Non c’erano più scuse perché questo preambolo si prolungasse oltremodo. La magia era pronta per essere scoccata dalla punta della nostra bacchetta, era sufficiente pronunciare la formula giusta, la giusta combinazione di movimenti. E fu così che le mie mani sopraggiunsero al suo viso, impugnando la sua bocca nella mia: forti, decise, rigide.
‐ No … non farlo... … Ti amo Paolo. – Senza legame, senza collegamenti e l’unico senso che poteva trovare una sosta per le infinte ipotesi che si accalcavano era nascosto nelle parole che sprigionavano dal suo seno, dal suo ventre meno che dalle sue labbra tremanti e impedite, almeno fino a che un bacio, una boccata d’ossigeno per le mie membra soffocanti, non ebbe avuto modo di parlare più chiaramente, imponendosi al di sopra del suo arbitrio. Una dolce violenza scorreva nelle mie braccia, avviluppava nell’assuefazione ogni sua volontà trascinandola nel nostro regno del piacere.
I suoi fianchi divennero più morbidi, la schiena si inarcò, il vento soffiò dietro le tende incolori, dietro le sue orecchie attraverso le mie narici fino a che i suoi occhi non si spensero e si chiusero nella resa più totale. Un altro bacio. Un nuovo bacio. “Eri già partita, amore mio”.
La sua maglia morbida era adagiata sul letto, planata e atterrata con leggerezza, non lanciata. Potevo assaporare le sue spalle, ancora una volta, e godere dell’illanguidirsi del suo collo che portava pesante la sua testa all’indietro. E i suoi occhi divenivano preda dell’estasi perché la predatrice potesse provare l’ebbrezza dell’essere predata.

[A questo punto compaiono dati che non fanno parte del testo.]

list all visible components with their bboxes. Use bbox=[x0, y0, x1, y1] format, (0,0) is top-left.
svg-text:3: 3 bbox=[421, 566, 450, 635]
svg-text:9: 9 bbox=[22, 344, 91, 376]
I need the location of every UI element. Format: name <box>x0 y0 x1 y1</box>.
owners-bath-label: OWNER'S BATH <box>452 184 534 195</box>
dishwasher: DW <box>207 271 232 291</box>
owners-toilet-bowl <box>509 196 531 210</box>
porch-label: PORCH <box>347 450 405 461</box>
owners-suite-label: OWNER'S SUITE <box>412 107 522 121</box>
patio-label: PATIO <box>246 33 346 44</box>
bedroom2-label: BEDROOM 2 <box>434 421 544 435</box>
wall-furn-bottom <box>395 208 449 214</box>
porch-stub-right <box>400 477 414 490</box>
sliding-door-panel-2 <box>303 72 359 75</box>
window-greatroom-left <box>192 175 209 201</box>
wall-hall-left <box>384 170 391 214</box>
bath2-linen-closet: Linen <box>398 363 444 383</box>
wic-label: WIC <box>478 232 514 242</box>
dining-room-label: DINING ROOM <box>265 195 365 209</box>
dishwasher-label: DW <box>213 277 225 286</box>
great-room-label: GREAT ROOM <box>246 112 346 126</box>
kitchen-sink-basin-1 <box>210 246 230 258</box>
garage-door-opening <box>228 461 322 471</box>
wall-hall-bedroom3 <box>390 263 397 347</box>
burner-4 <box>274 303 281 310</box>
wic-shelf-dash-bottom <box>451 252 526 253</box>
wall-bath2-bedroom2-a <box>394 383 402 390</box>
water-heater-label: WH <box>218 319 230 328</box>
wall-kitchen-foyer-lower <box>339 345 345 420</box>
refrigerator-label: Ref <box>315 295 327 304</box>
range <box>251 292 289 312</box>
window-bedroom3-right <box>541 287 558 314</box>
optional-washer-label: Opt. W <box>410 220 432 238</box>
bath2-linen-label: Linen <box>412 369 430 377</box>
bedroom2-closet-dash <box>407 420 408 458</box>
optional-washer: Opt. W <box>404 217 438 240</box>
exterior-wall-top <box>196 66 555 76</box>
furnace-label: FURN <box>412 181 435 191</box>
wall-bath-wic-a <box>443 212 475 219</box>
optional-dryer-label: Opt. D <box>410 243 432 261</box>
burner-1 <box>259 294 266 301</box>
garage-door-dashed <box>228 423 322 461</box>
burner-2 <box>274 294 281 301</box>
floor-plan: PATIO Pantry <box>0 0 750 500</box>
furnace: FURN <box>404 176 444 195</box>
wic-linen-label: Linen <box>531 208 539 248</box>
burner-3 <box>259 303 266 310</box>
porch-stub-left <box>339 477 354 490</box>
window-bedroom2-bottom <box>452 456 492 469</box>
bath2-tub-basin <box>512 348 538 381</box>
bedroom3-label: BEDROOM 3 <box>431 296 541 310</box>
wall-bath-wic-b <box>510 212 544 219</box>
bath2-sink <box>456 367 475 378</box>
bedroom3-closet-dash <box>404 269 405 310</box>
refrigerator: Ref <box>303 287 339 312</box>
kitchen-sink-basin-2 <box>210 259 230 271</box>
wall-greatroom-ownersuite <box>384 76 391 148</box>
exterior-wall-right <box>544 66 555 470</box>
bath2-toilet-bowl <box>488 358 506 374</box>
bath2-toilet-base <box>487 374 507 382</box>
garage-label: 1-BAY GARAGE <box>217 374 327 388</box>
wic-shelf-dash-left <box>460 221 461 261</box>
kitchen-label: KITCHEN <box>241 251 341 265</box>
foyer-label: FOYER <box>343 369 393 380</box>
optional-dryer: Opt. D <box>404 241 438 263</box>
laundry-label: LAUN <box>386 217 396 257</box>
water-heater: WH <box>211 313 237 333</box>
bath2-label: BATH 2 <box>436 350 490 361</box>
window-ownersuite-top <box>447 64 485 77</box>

La sua chioma divenne la trama di una rete, il suo seno appena scoperto per l’impeto che si manifestava a tratti nei miei movimenti nel mio modo soffocato di afferrarla e portarla al mio corpo. Finché uno scatto non strinse improvvisamente le mie dita nel palmo e la pelle della sua schiena tra essi, e l’altra mano portò violentemente il suo bacino al mio inebriando le sue gambe, il suo sesso con la sensazione tattile della mia eccitazione a loro stretto contatto. Potevo percepirlo nei versi misti alla sua voce, ai suoi “no” di flebile resistenza e di scarsa credibilità. Mi invitava.
Le pareti, le lenzuola, le tenebre e l’acqua di vita che risaliva le nostre carni.
E all’improvviso nulla emise più un gemito, un fonema, un accenno di fiato, non un suono, non un luogo, non una palpitazione. Solo noi, solo la nostra pelle e la pulsazione repressa nei nostri polsi che sarebbe esplosa di lì a poco.